I study French, German and Spanish at A-Level, and am doing French and German at university next year, and I'm wondering if there is really any basis for thinking that this is the case.
More instance, is German word order really more fixed than English or French? It's REALLY not as if there is no flexibility, particularly in the literary language. It's also not as if there aren't equally strict syntactical rules in English and French.
Consider the following (* means ungrammatical to a native):
*I went yesterday there with my friend
*I went with my friend yesterday there
I went there yesterday with my friend
*I went with my friend there yesterday (maybe this is correct?)
I went yesterday with my friend there (means something different [by my side])
I went there with my friend yesterday
And is German really more logical? This would suggest that there are fewer illogical aspects to the grammar, but really?
- Verbs that take 'sein' and 'haben' in the perfect is not always predictable (intransitive verbs usually take 'sein', but that is simply not always true)
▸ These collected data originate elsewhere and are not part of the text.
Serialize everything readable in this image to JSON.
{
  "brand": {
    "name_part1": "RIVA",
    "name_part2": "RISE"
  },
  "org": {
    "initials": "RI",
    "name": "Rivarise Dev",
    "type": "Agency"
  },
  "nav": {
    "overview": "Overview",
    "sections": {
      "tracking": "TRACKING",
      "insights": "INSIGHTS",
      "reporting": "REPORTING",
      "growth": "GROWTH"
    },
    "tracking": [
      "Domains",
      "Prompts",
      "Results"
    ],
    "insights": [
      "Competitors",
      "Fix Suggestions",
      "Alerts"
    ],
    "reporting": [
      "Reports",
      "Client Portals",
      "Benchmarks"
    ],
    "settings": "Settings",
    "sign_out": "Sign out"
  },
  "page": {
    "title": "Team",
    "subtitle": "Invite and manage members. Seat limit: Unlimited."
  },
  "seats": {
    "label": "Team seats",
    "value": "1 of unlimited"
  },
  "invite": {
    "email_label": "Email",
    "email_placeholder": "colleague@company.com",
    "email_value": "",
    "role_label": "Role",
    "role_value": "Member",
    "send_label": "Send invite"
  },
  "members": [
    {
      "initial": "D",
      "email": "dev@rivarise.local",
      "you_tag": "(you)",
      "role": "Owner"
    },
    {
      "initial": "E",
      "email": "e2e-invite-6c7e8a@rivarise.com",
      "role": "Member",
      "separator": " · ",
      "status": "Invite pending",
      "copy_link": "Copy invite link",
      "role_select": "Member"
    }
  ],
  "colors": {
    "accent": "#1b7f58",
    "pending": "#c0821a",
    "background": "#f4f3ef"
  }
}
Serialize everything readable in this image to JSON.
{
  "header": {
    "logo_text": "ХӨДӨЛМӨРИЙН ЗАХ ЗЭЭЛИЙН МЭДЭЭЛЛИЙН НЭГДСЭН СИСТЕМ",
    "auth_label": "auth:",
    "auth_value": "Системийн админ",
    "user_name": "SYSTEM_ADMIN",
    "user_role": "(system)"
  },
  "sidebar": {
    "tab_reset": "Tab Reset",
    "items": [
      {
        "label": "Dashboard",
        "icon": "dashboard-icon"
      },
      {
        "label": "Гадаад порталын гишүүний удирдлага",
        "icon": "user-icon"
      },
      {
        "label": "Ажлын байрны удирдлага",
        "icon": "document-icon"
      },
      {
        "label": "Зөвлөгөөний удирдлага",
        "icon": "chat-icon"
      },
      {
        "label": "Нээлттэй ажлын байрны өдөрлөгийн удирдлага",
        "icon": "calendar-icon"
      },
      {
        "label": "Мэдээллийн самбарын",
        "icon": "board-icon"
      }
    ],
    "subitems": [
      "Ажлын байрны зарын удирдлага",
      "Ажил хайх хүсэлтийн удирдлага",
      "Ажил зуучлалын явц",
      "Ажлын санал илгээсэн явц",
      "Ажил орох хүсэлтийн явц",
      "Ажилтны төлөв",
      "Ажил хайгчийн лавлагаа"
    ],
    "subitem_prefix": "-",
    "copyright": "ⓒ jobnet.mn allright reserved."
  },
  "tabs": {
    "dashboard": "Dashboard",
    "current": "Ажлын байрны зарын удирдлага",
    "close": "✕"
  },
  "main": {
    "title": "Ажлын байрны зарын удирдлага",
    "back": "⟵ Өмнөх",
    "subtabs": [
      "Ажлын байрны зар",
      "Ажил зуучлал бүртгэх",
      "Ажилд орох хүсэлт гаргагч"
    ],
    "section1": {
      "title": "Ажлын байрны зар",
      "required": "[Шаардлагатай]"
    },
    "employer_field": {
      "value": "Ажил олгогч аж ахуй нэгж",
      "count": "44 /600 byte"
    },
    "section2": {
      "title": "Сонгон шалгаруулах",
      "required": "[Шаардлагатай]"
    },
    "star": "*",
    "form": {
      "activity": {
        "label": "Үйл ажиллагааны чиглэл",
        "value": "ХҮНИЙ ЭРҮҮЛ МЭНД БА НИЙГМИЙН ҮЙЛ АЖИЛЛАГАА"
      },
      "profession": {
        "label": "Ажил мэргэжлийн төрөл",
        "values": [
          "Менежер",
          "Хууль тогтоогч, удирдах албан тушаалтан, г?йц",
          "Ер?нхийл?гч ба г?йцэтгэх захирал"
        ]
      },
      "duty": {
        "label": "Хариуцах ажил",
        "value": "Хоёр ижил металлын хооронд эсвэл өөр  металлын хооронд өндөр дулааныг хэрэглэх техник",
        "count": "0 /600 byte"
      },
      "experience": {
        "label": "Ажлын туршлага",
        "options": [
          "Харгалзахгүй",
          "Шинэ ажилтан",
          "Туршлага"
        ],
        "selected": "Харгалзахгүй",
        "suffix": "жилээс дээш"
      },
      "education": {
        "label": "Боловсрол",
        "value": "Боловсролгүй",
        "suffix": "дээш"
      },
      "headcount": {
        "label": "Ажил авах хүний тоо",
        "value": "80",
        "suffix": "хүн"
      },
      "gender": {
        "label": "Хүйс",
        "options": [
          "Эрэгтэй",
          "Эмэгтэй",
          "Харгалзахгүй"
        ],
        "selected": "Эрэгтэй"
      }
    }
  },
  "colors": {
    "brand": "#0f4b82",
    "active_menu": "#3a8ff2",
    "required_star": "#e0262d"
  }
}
- Irregular/strong verbs just as in English
- Adjectival endings and declension of determiners adds nothing to the meaning of a sentence in a communicative way; their presence in the grammar of German doesn't make it more beautiful or productive, it's just a fact of the language
- Total irregularity with genders (there are VERY few rules with no exceptions) and plural forms
I think I've come to the conclusion that this feeling of German being more 'logical' and 'rigid' is just an old wives' tale, as it were. But if so many people think this (lots of people I've met and also the comments I've read on here) maybe it's more than just a myth?
I don't know, at GCSE German (I continued Spanish to A Level) we were taught the whole verb being the second idea, then time manner place.
So, at least to please AQA, it should be
I went yesterday with my friend to the place.
Spanish feels a lot more flexible, but then I would usually follow the same order
Yesterday I went with my friend to the place.
For a while I got into a bad habit of structuring my Spanish sentences like Latin ones.
Yesterday I with my friend to the place went.